Principals, Human Resources directors and superintendents from the state’s major urban school districts gathered for two days in New Haven to meet with representatives from historically black colleges and universities about bringing their graduates to Connecticut for education jobs.
“To discuss how we can create a pipeline of minority teachers from the south up to the north to get into our classrooms,” said Scot X. Esdaile, president of the NAACP of Connecticut, which co-hosted the symposium with New Haven Public School.
Debbie Breland grew up in North Carolina and graduated from Fayetteville State University.
“Being an HBCU graduate I was recruited to New Haven back in 1987 to come teach high school English,” Breland said.
Almost thirty years later, Breland is now the New Haven School District’s minority teacher recruitment coordinator.

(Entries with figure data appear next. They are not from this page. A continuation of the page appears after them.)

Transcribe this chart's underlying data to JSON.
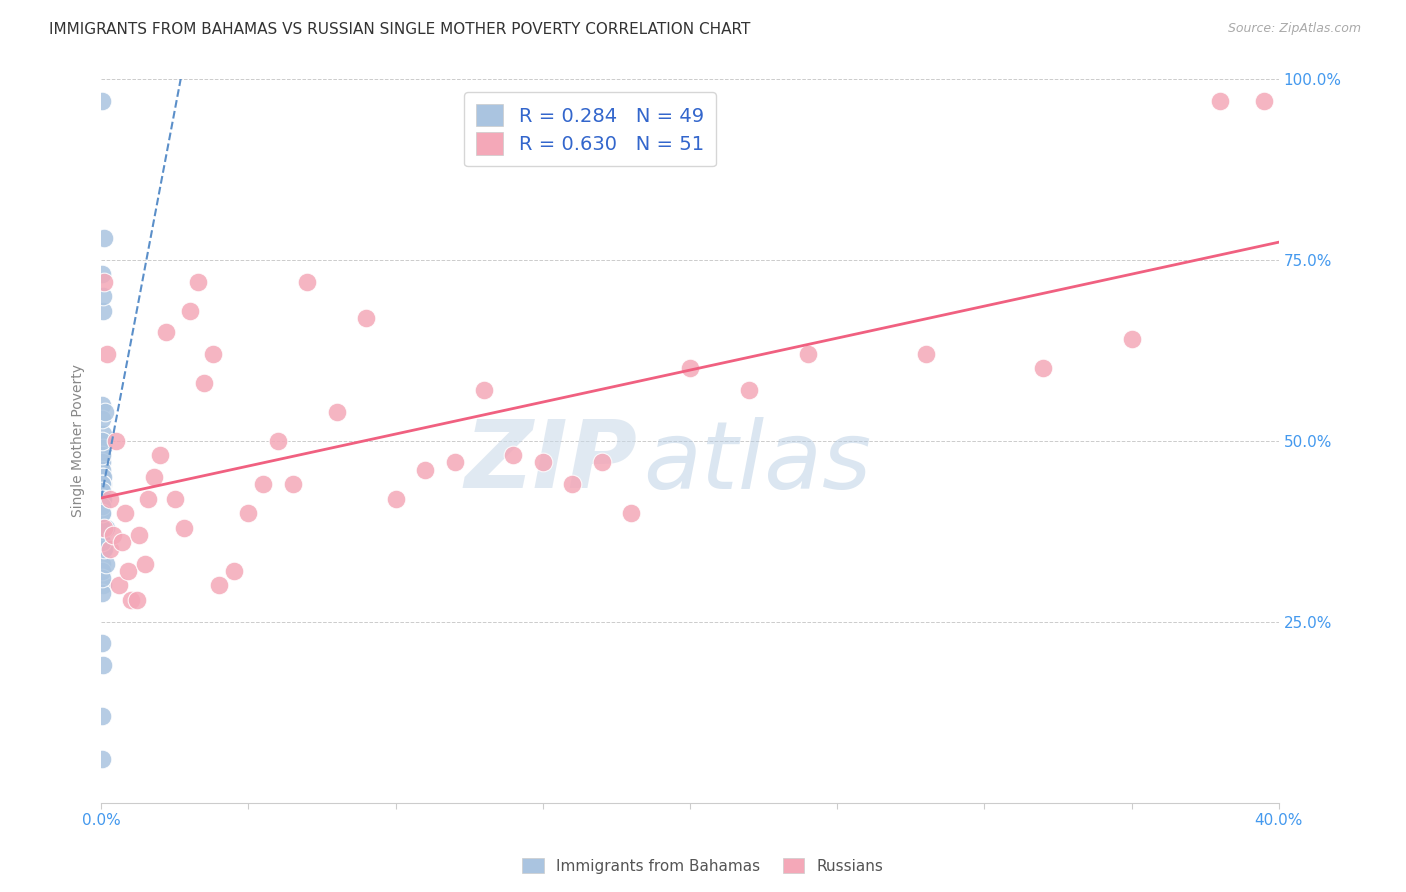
{
  "title": "IMMIGRANTS FROM BAHAMAS VS RUSSIAN SINGLE MOTHER POVERTY CORRELATION CHART",
  "source": "Source: ZipAtlas.com",
  "ylabel": "Single Mother Poverty",
  "xlim": [
    0.0,
    0.4
  ],
  "ylim": [
    0.0,
    1.0
  ],
  "xtick_positions": [
    0.0,
    0.05,
    0.1,
    0.15,
    0.2,
    0.25,
    0.3,
    0.35,
    0.4
  ],
  "xticklabels": [
    "0.0%",
    "",
    "",
    "",
    "",
    "",
    "",
    "",
    "40.0%"
  ],
  "ytick_positions": [
    0.0,
    0.25,
    0.5,
    0.75,
    1.0
  ],
  "yticklabels_right": [
    "",
    "25.0%",
    "50.0%",
    "75.0%",
    "100.0%"
  ],
  "r_bahamas": 0.284,
  "n_bahamas": 49,
  "r_russians": 0.63,
  "n_russians": 51,
  "color_bahamas": "#aac4e0",
  "color_russians": "#f4a8b8",
  "color_bahamas_line": "#5b8fc9",
  "color_russians_line": "#f06080",
  "watermark_zip": "ZIP",
  "watermark_atlas": "atlas",
  "legend_label_bahamas": "Immigrants from Bahamas",
  "legend_label_russians": "Russians",
  "bahamas_x": [
    0.0004,
    0.0006,
    0.0003,
    0.0004,
    0.0003,
    0.0005,
    0.0003,
    0.0003,
    0.0003,
    0.0005,
    0.0003,
    0.0003,
    0.0003,
    0.0005,
    0.0006,
    0.0003,
    0.0003,
    0.0005,
    0.0008,
    0.0007,
    0.0003,
    0.0003,
    0.0003,
    0.0003,
    0.0003,
    0.0003,
    0.0003,
    0.0003,
    0.0003,
    0.0004,
    0.0003,
    0.0013,
    0.0007,
    0.0003,
    0.0003,
    0.0016,
    0.0007,
    0.0015,
    0.0009,
    0.0003,
    0.0003,
    0.0003,
    0.0003,
    0.0003,
    0.0003,
    0.0003,
    0.0005,
    0.0003,
    0.0003
  ],
  "bahamas_y": [
    0.33,
    0.3,
    0.42,
    0.43,
    0.4,
    0.35,
    0.36,
    0.38,
    0.37,
    0.68,
    0.73,
    0.55,
    0.48,
    0.51,
    0.49,
    0.97,
    0.47,
    0.44,
    0.78,
    0.7,
    0.29,
    0.32,
    0.31,
    0.46,
    0.45,
    0.44,
    0.42,
    0.48,
    0.4,
    0.5,
    0.53,
    0.54,
    0.45,
    0.22,
    0.12,
    0.38,
    0.19,
    0.33,
    0.35,
    0.36,
    0.38,
    0.43,
    0.44,
    0.06,
    0.44,
    0.43,
    0.42,
    0.41,
    0.4
  ],
  "russians_x": [
    0.001,
    0.001,
    0.002,
    0.003,
    0.003,
    0.004,
    0.005,
    0.006,
    0.007,
    0.008,
    0.009,
    0.01,
    0.012,
    0.013,
    0.015,
    0.016,
    0.018,
    0.02,
    0.022,
    0.025,
    0.028,
    0.03,
    0.033,
    0.035,
    0.038,
    0.04,
    0.045,
    0.05,
    0.055,
    0.06,
    0.065,
    0.07,
    0.08,
    0.09,
    0.1,
    0.11,
    0.12,
    0.13,
    0.14,
    0.15,
    0.16,
    0.17,
    0.18,
    0.2,
    0.22,
    0.24,
    0.28,
    0.32,
    0.35,
    0.38,
    0.395
  ],
  "russians_y": [
    0.38,
    0.72,
    0.62,
    0.42,
    0.35,
    0.37,
    0.5,
    0.3,
    0.36,
    0.4,
    0.32,
    0.28,
    0.28,
    0.37,
    0.33,
    0.42,
    0.45,
    0.48,
    0.65,
    0.42,
    0.38,
    0.68,
    0.72,
    0.58,
    0.62,
    0.3,
    0.32,
    0.4,
    0.44,
    0.5,
    0.44,
    0.72,
    0.54,
    0.67,
    0.42,
    0.46,
    0.47,
    0.57,
    0.48,
    0.47,
    0.44,
    0.47,
    0.4,
    0.6,
    0.57,
    0.62,
    0.62,
    0.6,
    0.64,
    0.97,
    0.97
  ],
  "background_color": "#ffffff",
  "grid_color": "#cccccc",
  "title_color": "#333333",
  "axis_label_color": "#888888",
  "tick_color": "#4499ee",
  "watermark_color_zip": "#c8d8e8",
  "watermark_color_atlas": "#b0c8e0",
  "title_fontsize": 11,
  "source_fontsize": 9,
  "tick_fontsize": 11,
  "ylabel_fontsize": 10
}
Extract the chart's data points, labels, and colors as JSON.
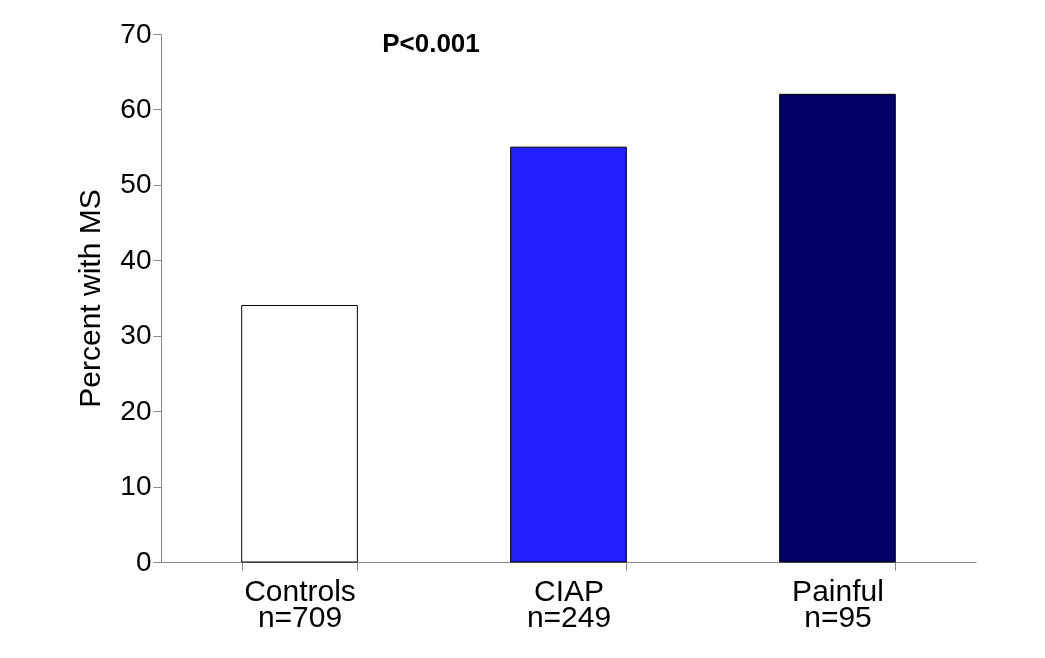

Only about a quarter of teachers in New Haven Public Schools are black and Latino, while minorities make up 80 percent of the student population, Breland said.
“There aren’t a lot of minorities going into education as they used to be,” she added.
Officials from the state’s Department of Education addressed the guests from the HBCUs.
“So that they would understand the certification process in Connecticut and they can take that information back and try to make it even with their educational programs to ready their students to come to Connecticut to become teachers,” Breland said.
Beyond recruiting education majors from the south, Breland said the district hopes to inspire its own students to consider careers in education.
“I have a daughter who is a senior in high school and she aspires to be an elementary school teacher,” Breland said, “so I’m adding to it by growing my own, so eventually she’ll be in a classroom teaching autistic children.”
Retirements are partly to blame for the dwindling number of minority teachers in urban school districts, Esdaile told NBC Connecticut.
New Haven is hoping to recruit minorities to fill both teaching and administrative positions, Breland said.